Dogecoin has also enjoyed something of a cult status on Reddit, where a popular group -- not unlike the WallStreetBets group behind the GameStop rally -- decided earlier this year to push its value "to the moon." Dogecoin skyrocketed more than 600% as a result.

Whether or not it is an intelligent investment remains a question. Bitcoin, which is more actively traded and widely accepted, is subject to extreme volatility, so Dogecoin could also crumble without warning. But its rise this year has been impressive.

Markus hadn't benefited from the currency's rapid growth, who sold all of his Dogecoin when he was laid off in 2015. Instead, he used the money to buy a Honda Civic.

"Little confidence"

Common sense tells us that scarce assets are more likely to hold their value than more abundant ones. "But in the world of cryptocurrencies, common sense is perhaps a poor guide to future behavior," says Plummer.

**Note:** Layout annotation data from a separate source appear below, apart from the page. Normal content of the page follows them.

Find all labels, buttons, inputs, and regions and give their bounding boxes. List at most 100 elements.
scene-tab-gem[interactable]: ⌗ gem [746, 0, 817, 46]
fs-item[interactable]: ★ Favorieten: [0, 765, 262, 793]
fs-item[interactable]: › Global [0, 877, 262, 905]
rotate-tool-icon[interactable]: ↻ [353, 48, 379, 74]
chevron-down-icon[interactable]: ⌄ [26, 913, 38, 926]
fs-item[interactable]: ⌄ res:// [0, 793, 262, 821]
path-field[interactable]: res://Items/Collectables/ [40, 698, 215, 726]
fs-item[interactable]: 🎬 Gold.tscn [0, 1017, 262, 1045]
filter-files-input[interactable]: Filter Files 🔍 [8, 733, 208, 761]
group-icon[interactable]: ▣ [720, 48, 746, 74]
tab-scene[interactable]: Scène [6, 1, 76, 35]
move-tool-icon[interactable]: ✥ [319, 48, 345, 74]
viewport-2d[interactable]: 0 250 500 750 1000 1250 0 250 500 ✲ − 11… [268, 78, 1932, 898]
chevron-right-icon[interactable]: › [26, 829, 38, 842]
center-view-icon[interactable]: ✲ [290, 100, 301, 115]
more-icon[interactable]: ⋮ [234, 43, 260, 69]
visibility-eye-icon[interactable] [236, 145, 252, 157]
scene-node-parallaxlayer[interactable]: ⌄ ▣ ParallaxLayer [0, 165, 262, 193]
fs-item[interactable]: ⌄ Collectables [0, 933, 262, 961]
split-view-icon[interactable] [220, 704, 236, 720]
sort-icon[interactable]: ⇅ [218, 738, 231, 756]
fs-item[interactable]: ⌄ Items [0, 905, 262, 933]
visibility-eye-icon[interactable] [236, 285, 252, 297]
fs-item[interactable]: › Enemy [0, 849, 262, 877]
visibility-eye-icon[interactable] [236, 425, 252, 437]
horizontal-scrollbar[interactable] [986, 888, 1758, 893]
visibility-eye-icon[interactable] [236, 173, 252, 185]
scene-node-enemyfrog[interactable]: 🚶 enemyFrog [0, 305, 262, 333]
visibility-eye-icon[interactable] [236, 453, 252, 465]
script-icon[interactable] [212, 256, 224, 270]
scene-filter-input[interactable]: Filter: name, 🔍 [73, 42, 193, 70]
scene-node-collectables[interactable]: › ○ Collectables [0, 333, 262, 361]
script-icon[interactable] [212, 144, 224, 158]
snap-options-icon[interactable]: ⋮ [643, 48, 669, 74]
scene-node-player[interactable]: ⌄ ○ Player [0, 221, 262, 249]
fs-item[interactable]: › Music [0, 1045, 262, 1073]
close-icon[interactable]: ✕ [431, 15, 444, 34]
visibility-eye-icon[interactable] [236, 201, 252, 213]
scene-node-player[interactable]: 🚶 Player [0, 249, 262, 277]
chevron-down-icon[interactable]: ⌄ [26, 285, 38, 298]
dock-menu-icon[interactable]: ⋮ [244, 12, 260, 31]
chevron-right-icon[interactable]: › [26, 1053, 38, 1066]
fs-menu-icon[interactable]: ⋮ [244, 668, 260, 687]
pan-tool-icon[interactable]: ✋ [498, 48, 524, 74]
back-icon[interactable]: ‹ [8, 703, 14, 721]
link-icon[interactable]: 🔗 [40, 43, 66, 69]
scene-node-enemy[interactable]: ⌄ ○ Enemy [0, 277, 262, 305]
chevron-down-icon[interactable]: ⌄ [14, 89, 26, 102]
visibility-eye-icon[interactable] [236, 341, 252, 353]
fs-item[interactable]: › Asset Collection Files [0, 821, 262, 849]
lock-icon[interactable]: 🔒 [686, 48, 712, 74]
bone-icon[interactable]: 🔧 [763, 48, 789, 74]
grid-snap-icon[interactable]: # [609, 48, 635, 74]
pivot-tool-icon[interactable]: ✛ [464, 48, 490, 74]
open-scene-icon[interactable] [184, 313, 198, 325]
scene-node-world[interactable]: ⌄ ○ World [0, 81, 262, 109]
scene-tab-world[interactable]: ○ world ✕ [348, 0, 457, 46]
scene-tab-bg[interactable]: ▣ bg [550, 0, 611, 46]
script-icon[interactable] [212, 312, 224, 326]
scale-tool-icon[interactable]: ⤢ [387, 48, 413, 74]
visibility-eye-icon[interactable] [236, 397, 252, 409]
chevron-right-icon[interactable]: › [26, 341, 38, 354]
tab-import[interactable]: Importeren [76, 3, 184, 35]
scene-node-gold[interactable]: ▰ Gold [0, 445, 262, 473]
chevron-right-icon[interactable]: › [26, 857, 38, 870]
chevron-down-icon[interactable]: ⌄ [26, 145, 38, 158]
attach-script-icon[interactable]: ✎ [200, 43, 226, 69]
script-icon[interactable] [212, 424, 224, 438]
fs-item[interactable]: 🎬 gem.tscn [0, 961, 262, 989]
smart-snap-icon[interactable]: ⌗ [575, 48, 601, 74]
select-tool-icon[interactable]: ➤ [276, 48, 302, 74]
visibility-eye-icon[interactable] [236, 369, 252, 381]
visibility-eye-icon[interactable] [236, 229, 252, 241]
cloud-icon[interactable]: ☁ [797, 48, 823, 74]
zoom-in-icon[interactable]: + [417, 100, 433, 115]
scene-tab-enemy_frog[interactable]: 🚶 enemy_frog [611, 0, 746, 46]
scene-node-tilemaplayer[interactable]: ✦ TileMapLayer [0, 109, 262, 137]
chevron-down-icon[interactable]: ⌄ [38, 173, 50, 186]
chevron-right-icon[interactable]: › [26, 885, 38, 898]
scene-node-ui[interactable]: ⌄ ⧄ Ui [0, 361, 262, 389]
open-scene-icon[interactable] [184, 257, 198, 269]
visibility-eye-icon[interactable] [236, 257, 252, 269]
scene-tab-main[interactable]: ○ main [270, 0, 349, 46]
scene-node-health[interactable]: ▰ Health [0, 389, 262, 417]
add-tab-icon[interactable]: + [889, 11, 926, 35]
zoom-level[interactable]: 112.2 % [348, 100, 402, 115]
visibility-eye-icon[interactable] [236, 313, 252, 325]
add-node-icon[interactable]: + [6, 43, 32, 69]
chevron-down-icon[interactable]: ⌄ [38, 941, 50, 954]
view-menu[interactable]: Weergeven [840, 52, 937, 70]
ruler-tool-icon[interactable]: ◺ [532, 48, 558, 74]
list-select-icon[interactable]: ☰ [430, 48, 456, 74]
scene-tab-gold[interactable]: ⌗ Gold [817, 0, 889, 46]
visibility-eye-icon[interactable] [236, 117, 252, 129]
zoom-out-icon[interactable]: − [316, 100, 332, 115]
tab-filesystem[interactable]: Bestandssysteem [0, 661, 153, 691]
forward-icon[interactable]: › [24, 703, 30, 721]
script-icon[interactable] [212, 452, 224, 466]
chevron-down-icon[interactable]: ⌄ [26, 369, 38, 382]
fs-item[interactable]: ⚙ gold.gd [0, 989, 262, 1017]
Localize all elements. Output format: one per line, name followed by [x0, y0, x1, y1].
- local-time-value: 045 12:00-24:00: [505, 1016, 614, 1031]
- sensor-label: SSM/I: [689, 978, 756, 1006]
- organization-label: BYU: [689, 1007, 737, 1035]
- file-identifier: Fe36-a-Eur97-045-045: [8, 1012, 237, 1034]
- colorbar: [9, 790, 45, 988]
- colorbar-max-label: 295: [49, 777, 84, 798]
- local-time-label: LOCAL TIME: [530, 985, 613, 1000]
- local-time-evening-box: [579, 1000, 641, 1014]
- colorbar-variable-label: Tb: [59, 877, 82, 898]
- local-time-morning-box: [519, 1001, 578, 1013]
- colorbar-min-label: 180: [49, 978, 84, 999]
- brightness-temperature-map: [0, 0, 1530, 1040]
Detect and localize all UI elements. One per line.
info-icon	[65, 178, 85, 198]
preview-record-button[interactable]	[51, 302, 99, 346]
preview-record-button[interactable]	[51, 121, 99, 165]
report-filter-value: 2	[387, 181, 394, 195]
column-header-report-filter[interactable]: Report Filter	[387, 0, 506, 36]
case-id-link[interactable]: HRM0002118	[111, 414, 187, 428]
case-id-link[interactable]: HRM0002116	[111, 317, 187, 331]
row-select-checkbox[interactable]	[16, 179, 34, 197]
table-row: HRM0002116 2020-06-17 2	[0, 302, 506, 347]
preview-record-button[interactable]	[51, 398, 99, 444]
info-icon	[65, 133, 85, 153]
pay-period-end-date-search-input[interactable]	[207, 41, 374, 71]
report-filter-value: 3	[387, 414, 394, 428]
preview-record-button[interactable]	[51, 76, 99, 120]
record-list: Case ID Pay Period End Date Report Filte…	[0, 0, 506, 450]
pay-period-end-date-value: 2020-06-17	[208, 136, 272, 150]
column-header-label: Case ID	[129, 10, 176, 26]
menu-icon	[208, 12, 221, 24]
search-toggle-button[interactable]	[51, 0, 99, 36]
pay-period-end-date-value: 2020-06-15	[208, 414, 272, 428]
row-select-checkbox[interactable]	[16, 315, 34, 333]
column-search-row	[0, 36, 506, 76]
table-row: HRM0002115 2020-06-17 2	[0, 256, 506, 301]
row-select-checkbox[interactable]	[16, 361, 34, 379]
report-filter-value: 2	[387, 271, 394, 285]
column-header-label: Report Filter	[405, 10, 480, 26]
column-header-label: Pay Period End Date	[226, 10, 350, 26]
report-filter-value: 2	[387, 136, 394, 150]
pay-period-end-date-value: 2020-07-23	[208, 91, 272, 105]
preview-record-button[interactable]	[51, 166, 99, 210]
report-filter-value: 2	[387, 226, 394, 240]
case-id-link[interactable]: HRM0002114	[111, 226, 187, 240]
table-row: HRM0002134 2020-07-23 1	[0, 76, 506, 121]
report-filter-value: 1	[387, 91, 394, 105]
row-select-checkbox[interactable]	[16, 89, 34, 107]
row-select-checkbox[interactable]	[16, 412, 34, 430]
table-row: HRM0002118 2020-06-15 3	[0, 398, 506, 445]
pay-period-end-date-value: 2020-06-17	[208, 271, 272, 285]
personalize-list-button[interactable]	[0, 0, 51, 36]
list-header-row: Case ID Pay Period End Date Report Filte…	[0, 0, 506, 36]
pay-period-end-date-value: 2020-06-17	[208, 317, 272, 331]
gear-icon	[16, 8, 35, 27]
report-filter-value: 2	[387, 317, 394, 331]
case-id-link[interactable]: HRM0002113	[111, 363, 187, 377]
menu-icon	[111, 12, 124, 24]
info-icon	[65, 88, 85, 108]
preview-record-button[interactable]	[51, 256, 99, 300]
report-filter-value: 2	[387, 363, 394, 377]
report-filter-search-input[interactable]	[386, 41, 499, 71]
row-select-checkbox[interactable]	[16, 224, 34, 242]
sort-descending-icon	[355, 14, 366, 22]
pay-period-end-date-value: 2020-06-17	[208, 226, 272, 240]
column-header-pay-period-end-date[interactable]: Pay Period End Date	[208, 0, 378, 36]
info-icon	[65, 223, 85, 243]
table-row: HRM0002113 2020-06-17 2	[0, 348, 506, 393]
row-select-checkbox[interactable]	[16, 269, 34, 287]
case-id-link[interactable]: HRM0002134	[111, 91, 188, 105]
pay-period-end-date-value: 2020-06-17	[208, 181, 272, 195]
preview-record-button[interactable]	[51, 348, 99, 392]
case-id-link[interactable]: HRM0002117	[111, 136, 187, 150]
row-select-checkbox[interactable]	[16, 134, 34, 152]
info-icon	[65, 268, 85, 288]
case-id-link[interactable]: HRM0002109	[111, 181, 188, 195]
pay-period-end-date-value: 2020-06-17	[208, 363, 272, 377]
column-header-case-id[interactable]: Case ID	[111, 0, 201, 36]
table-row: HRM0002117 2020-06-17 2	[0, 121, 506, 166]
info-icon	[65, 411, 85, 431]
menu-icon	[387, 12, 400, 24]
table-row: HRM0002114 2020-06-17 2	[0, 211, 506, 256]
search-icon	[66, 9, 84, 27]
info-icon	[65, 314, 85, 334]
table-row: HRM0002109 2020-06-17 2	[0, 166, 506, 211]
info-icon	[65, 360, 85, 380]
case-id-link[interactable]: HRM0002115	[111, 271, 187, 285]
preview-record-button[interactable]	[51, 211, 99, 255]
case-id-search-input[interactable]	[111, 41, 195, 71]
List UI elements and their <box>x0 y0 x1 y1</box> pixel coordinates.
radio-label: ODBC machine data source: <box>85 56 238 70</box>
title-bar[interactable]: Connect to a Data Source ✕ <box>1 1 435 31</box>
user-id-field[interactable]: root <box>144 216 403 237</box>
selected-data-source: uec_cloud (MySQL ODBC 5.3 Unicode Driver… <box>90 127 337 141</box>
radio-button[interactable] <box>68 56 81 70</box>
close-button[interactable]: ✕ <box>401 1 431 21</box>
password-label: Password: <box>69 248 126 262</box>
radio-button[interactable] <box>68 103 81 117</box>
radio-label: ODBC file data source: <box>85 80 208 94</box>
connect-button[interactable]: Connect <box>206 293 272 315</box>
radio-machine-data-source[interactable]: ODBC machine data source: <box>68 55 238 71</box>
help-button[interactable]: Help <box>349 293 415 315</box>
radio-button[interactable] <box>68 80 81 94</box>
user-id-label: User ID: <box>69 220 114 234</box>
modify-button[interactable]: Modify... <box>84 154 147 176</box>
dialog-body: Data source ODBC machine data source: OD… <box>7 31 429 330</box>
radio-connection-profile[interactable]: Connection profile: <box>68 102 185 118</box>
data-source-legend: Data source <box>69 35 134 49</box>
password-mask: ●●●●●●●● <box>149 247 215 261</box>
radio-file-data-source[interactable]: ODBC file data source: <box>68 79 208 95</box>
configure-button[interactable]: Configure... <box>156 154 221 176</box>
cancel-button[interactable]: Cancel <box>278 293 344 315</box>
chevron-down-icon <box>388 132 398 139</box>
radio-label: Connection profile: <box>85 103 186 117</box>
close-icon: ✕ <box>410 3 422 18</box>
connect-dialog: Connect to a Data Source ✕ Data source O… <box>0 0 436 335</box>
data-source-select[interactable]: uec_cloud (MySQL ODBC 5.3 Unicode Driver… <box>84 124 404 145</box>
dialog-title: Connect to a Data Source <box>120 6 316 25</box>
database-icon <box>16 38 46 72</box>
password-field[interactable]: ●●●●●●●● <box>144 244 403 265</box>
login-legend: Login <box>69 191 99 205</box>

And in the world of economic experts, there is still quite a bit of skepticism about every new cryptocurrency that comes to market.

In the UK, Ethan Ilzetzki of the London School of Economics tells the BBC that "a digital unit has no intrinsic value unless it can be used in transactions." "I can't name you a single cryptocurrency that is more useful in transactions than a credit card denominated in dollars, pounds, or yen," he adds.

"There is nothing inherently wrong with privately provided digital currencies, but they need to be well designed and well thought out."

"They're worth a lot because people say they are. However, I have little confidence that they will be worth much in the long term.